Incentives and pay for teachers
A study by Richard Murnane at Harvard University found that, from 1917 to 1980, merit pay had been tried in more than 7,000 U.S. school districts, but the only plans that survived were those in which pay was token.
Rewarding teachers with higher pay when their students score higher on tests represents a seductive thought in our pay-for-performance culture. However, paying a teacher for performance assumes, among other things, that at some level, the teacher is directly responsible for student test scores and that by only trying harder their students will achieve higher test scores. I have several friends who teach and they tell me that the biggest difference between students who excel and those who don’t boils down to parent interest and involvement.
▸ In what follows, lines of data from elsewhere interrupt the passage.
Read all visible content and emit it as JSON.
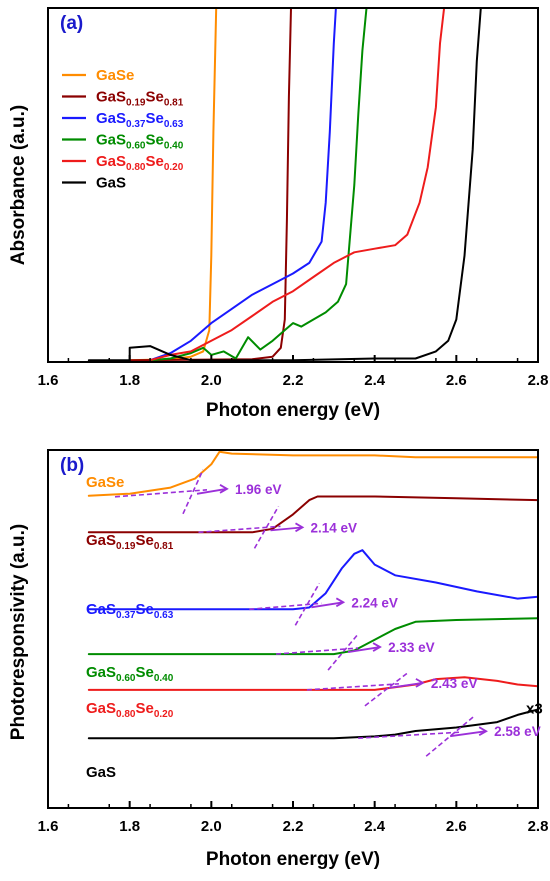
{
  "chart_data": [
    {
      "panel": "(a)",
      "type": "line",
      "xlabel": "Photon energy (eV)",
      "ylabel": "Absorbance (a.u.)",
      "xlim": [
        1.6,
        2.8
      ],
      "ylim": [
        0,
        1
      ],
      "x_ticks": [
        "1.6",
        "1.8",
        "2.0",
        "2.2",
        "2.4",
        "2.6",
        "2.8"
      ],
      "legend_position": "top-left",
      "series": [
        {
          "name": "GaSe",
          "label_base": "GaSe",
          "label_parts": [],
          "color": "#ff8c00",
          "points": [
            [
              1.8,
              0.005
            ],
            [
              1.9,
              0.008
            ],
            [
              1.95,
              0.015
            ],
            [
              1.98,
              0.03
            ],
            [
              1.995,
              0.09
            ],
            [
              2.0,
              0.3
            ],
            [
              2.005,
              0.65
            ],
            [
              2.012,
              1.0
            ]
          ]
        },
        {
          "name": "GaS0.19Se0.81",
          "label_base": "GaS",
          "label_parts": [
            [
              "0.19",
              "Se"
            ],
            [
              "0.81",
              ""
            ]
          ],
          "color": "#8b0000",
          "points": [
            [
              1.8,
              0.005
            ],
            [
              2.1,
              0.008
            ],
            [
              2.15,
              0.015
            ],
            [
              2.17,
              0.04
            ],
            [
              2.18,
              0.12
            ],
            [
              2.185,
              0.4
            ],
            [
              2.19,
              0.75
            ],
            [
              2.195,
              1.0
            ]
          ]
        },
        {
          "name": "GaS0.37Se0.63",
          "label_base": "GaS",
          "label_parts": [
            [
              "0.37",
              "Se"
            ],
            [
              "0.63",
              ""
            ]
          ],
          "color": "#1a1aff",
          "points": [
            [
              1.85,
              0.005
            ],
            [
              1.9,
              0.025
            ],
            [
              1.95,
              0.06
            ],
            [
              2.0,
              0.11
            ],
            [
              2.05,
              0.15
            ],
            [
              2.1,
              0.19
            ],
            [
              2.15,
              0.22
            ],
            [
              2.2,
              0.25
            ],
            [
              2.24,
              0.28
            ],
            [
              2.27,
              0.34
            ],
            [
              2.28,
              0.45
            ],
            [
              2.29,
              0.65
            ],
            [
              2.3,
              0.9
            ],
            [
              2.305,
              1.0
            ]
          ]
        },
        {
          "name": "GaS0.60Se0.40",
          "label_base": "GaS",
          "label_parts": [
            [
              "0.60",
              "Se"
            ],
            [
              "0.40",
              ""
            ]
          ],
          "color": "#008c00",
          "points": [
            [
              1.85,
              0.005
            ],
            [
              1.9,
              0.01
            ],
            [
              1.95,
              0.025
            ],
            [
              1.98,
              0.04
            ],
            [
              2.0,
              0.02
            ],
            [
              2.03,
              0.03
            ],
            [
              2.06,
              0.01
            ],
            [
              2.09,
              0.07
            ],
            [
              2.12,
              0.035
            ],
            [
              2.15,
              0.06
            ],
            [
              2.18,
              0.09
            ],
            [
              2.2,
              0.11
            ],
            [
              2.22,
              0.1
            ],
            [
              2.25,
              0.12
            ],
            [
              2.28,
              0.14
            ],
            [
              2.31,
              0.17
            ],
            [
              2.33,
              0.22
            ],
            [
              2.35,
              0.5
            ],
            [
              2.36,
              0.7
            ],
            [
              2.37,
              0.88
            ],
            [
              2.38,
              1.0
            ]
          ]
        },
        {
          "name": "GaS0.80Se0.20",
          "label_base": "GaS",
          "label_parts": [
            [
              "0.80",
              "Se"
            ],
            [
              "0.20",
              ""
            ]
          ],
          "color": "#ee1c1c",
          "points": [
            [
              1.85,
              0.005
            ],
            [
              1.9,
              0.02
            ],
            [
              1.95,
              0.03
            ],
            [
              2.0,
              0.06
            ],
            [
              2.05,
              0.09
            ],
            [
              2.1,
              0.13
            ],
            [
              2.15,
              0.17
            ],
            [
              2.2,
              0.2
            ],
            [
              2.25,
              0.24
            ],
            [
              2.3,
              0.28
            ],
            [
              2.35,
              0.31
            ],
            [
              2.4,
              0.32
            ],
            [
              2.45,
              0.33
            ],
            [
              2.48,
              0.36
            ],
            [
              2.51,
              0.45
            ],
            [
              2.53,
              0.55
            ],
            [
              2.55,
              0.72
            ],
            [
              2.56,
              0.9
            ],
            [
              2.57,
              1.0
            ]
          ]
        },
        {
          "name": "GaS",
          "label_base": "GaS",
          "label_parts": [],
          "color": "#000000",
          "points": [
            [
              1.7,
              0.005
            ],
            [
              1.8,
              0.005
            ],
            [
              1.8,
              0.04
            ],
            [
              1.85,
              0.045
            ],
            [
              1.9,
              0.02
            ],
            [
              1.95,
              0.005
            ],
            [
              2.2,
              0.005
            ],
            [
              2.4,
              0.01
            ],
            [
              2.5,
              0.01
            ],
            [
              2.55,
              0.03
            ],
            [
              2.58,
              0.06
            ],
            [
              2.6,
              0.12
            ],
            [
              2.62,
              0.3
            ],
            [
              2.64,
              0.6
            ],
            [
              2.65,
              0.85
            ],
            [
              2.66,
              1.0
            ]
          ]
        }
      ]
    },
    {
      "panel": "(b)",
      "type": "line",
      "xlabel": "Photon energy (eV)",
      "ylabel": "Photoresponsivity (a.u.)",
      "xlim": [
        1.6,
        2.8
      ],
      "ylim": [
        0,
        1
      ],
      "x_ticks": [
        "1.6",
        "1.8",
        "2.0",
        "2.2",
        "2.4",
        "2.6",
        "2.8"
      ],
      "scale_note": "x3",
      "series": [
        {
          "name": "GaSe",
          "label_base": "GaSe",
          "label_parts": [],
          "color": "#ff8c00",
          "bandgap": "1.96 eV",
          "bandgap_value": 1.96,
          "points": [
            [
              1.7,
              0.872
            ],
            [
              1.8,
              0.878
            ],
            [
              1.9,
              0.895
            ],
            [
              1.96,
              0.92
            ],
            [
              2.0,
              0.96
            ],
            [
              2.02,
              0.995
            ],
            [
              2.05,
              0.99
            ],
            [
              2.2,
              0.985
            ],
            [
              2.4,
              0.985
            ],
            [
              2.5,
              0.98
            ],
            [
              2.6,
              0.98
            ],
            [
              2.8,
              0.98
            ]
          ]
        },
        {
          "name": "GaS0.19Se0.81",
          "label_base": "GaS",
          "label_parts": [
            [
              "0.19",
              "Se"
            ],
            [
              "0.81",
              ""
            ]
          ],
          "color": "#8b0000",
          "bandgap": "2.14 eV",
          "bandgap_value": 2.14,
          "points": [
            [
              1.7,
              0.77
            ],
            [
              2.1,
              0.77
            ],
            [
              2.15,
              0.78
            ],
            [
              2.2,
              0.82
            ],
            [
              2.24,
              0.86
            ],
            [
              2.26,
              0.87
            ],
            [
              2.4,
              0.87
            ],
            [
              2.6,
              0.865
            ],
            [
              2.8,
              0.86
            ]
          ]
        },
        {
          "name": "GaS0.37Se0.63",
          "label_base": "GaS",
          "label_parts": [
            [
              "0.37",
              "Se"
            ],
            [
              "0.63",
              ""
            ]
          ],
          "color": "#1a1aff",
          "bandgap": "2.24 eV",
          "bandgap_value": 2.24,
          "points": [
            [
              1.7,
              0.555
            ],
            [
              2.2,
              0.555
            ],
            [
              2.24,
              0.56
            ],
            [
              2.28,
              0.6
            ],
            [
              2.32,
              0.67
            ],
            [
              2.35,
              0.71
            ],
            [
              2.37,
              0.72
            ],
            [
              2.4,
              0.68
            ],
            [
              2.45,
              0.65
            ],
            [
              2.55,
              0.63
            ],
            [
              2.65,
              0.605
            ],
            [
              2.75,
              0.585
            ],
            [
              2.8,
              0.59
            ]
          ]
        },
        {
          "name": "GaS0.60Se0.40",
          "label_base": "GaS",
          "label_parts": [
            [
              "0.60",
              "Se"
            ],
            [
              "0.40",
              ""
            ]
          ],
          "color": "#008c00",
          "bandgap": "2.33 eV",
          "bandgap_value": 2.33,
          "points": [
            [
              1.7,
              0.43
            ],
            [
              2.3,
              0.43
            ],
            [
              2.35,
              0.44
            ],
            [
              2.4,
              0.47
            ],
            [
              2.45,
              0.5
            ],
            [
              2.5,
              0.52
            ],
            [
              2.6,
              0.525
            ],
            [
              2.8,
              0.53
            ]
          ]
        },
        {
          "name": "GaS0.80Se0.20",
          "label_base": "GaS",
          "label_parts": [
            [
              "0.80",
              "Se"
            ],
            [
              "0.20",
              ""
            ]
          ],
          "color": "#ee1c1c",
          "bandgap": "2.43 eV",
          "bandgap_value": 2.43,
          "points": [
            [
              1.7,
              0.33
            ],
            [
              2.4,
              0.33
            ],
            [
              2.5,
              0.345
            ],
            [
              2.55,
              0.36
            ],
            [
              2.62,
              0.365
            ],
            [
              2.7,
              0.355
            ],
            [
              2.75,
              0.345
            ],
            [
              2.8,
              0.34
            ]
          ]
        },
        {
          "name": "GaS",
          "label_base": "GaS",
          "label_parts": [],
          "color": "#000000",
          "bandgap": "2.58 eV",
          "bandgap_value": 2.58,
          "points": [
            [
              1.7,
              0.195
            ],
            [
              2.0,
              0.195
            ],
            [
              2.3,
              0.195
            ],
            [
              2.4,
              0.2
            ],
            [
              2.45,
              0.205
            ],
            [
              2.5,
              0.215
            ],
            [
              2.6,
              0.225
            ],
            [
              2.7,
              0.24
            ],
            [
              2.75,
              0.26
            ],
            [
              2.8,
              0.275
            ]
          ]
        }
      ]
    }
  ]
}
Framed differently, merit pay for teachers implies that a suburban teacher in Orange County will be directly responsible for students who perform better than students of a similar inner city school who can barely speak English. Give me that job in a merit pay scenario. Teachers, in this situation, are given the incentives such as (1) only work at the best schools where they can easily perform above average with no extra effort; (2) avoid low income neighborhoods where parents are likely to be less involved; and (3) help students pass a test rather than learn the material — Freakonomics provides the example of teachers recording books on tape for students who can’t read which never really solves the underlying problem. These side effects of merit pay are all undesirable from a societal point of view.
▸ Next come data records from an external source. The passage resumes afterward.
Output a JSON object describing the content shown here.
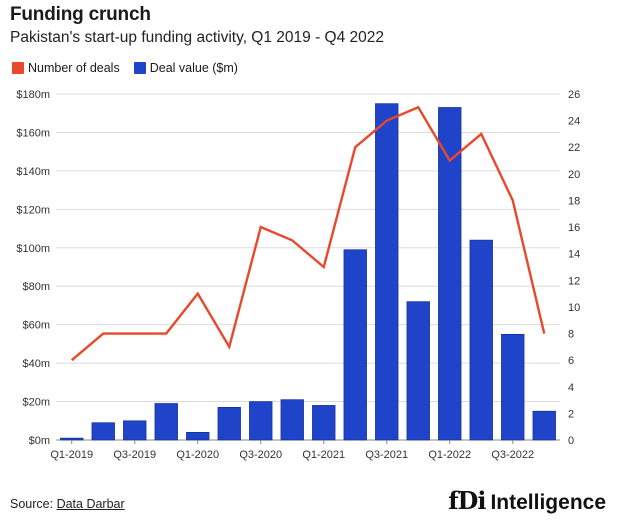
{
  "header": {
    "title": "Funding crunch",
    "subtitle": "Pakistan's start-up funding activity, Q1 2019 - Q4 2022"
  },
  "legend": {
    "items": [
      {
        "label": "Number of deals",
        "color": "#e8482b"
      },
      {
        "label": "Deal value ($m)",
        "color": "#1f43c9"
      }
    ]
  },
  "footer": {
    "source_prefix": "Source: ",
    "source_name": "Data Darbar",
    "brand_mark": "fDi",
    "brand_text": "Intelligence"
  },
  "chart_data": {
    "type": "bar",
    "title": "Funding crunch",
    "subtitle": "Pakistan's start-up funding activity, Q1 2019 - Q4 2022",
    "categories": [
      "Q1-2019",
      "Q2-2019",
      "Q3-2019",
      "Q4-2019",
      "Q1-2020",
      "Q2-2020",
      "Q3-2020",
      "Q4-2020",
      "Q1-2021",
      "Q2-2021",
      "Q3-2021",
      "Q4-2021",
      "Q1-2022",
      "Q2-2022",
      "Q3-2022",
      "Q4-2022"
    ],
    "x_tick_labels": [
      "Q1-2019",
      "Q3-2019",
      "Q1-2020",
      "Q3-2020",
      "Q1-2021",
      "Q3-2021",
      "Q1-2022",
      "Q3-2022"
    ],
    "series": [
      {
        "name": "Deal value ($m)",
        "type": "bar",
        "axis": "left",
        "color": "#1f43c9",
        "values": [
          1,
          9,
          10,
          19,
          4,
          17,
          20,
          21,
          18,
          99,
          175,
          72,
          173,
          104,
          55,
          15
        ]
      },
      {
        "name": "Number of deals",
        "type": "line",
        "axis": "right",
        "color": "#e8482b",
        "values": [
          6,
          8,
          8,
          8,
          11,
          7,
          16,
          15,
          13,
          22,
          24,
          25,
          21,
          23,
          18,
          8
        ]
      }
    ],
    "y_left": {
      "range": [
        0,
        180
      ],
      "ticks": [
        0,
        20,
        40,
        60,
        80,
        100,
        120,
        140,
        160,
        180
      ],
      "tick_labels": [
        "$0m",
        "$20m",
        "$40m",
        "$60m",
        "$80m",
        "$100m",
        "$120m",
        "$140m",
        "$160m",
        "$180m"
      ]
    },
    "y_right": {
      "range": [
        0,
        26
      ],
      "ticks": [
        0,
        2,
        4,
        6,
        8,
        10,
        12,
        14,
        16,
        18,
        20,
        22,
        24,
        26
      ],
      "tick_labels": [
        "0",
        "2",
        "4",
        "6",
        "8",
        "10",
        "12",
        "14",
        "16",
        "18",
        "20",
        "22",
        "24",
        "26"
      ]
    },
    "grid": "horizontal",
    "legend_position": "top-left"
  }
}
Merit pay is hard to get right in business and perhaps even harder in teaching.
An article in the Washington Post over the weekend argues that merit pay doesn’t work. A response to this article argues that it does. I argue that you need to think through the seductive argument and look at behavior you are encouraging.
Gladwell talks about teacher quality in this video. As Gladwell points out that teacher credentials mean zip when it comes to student performance.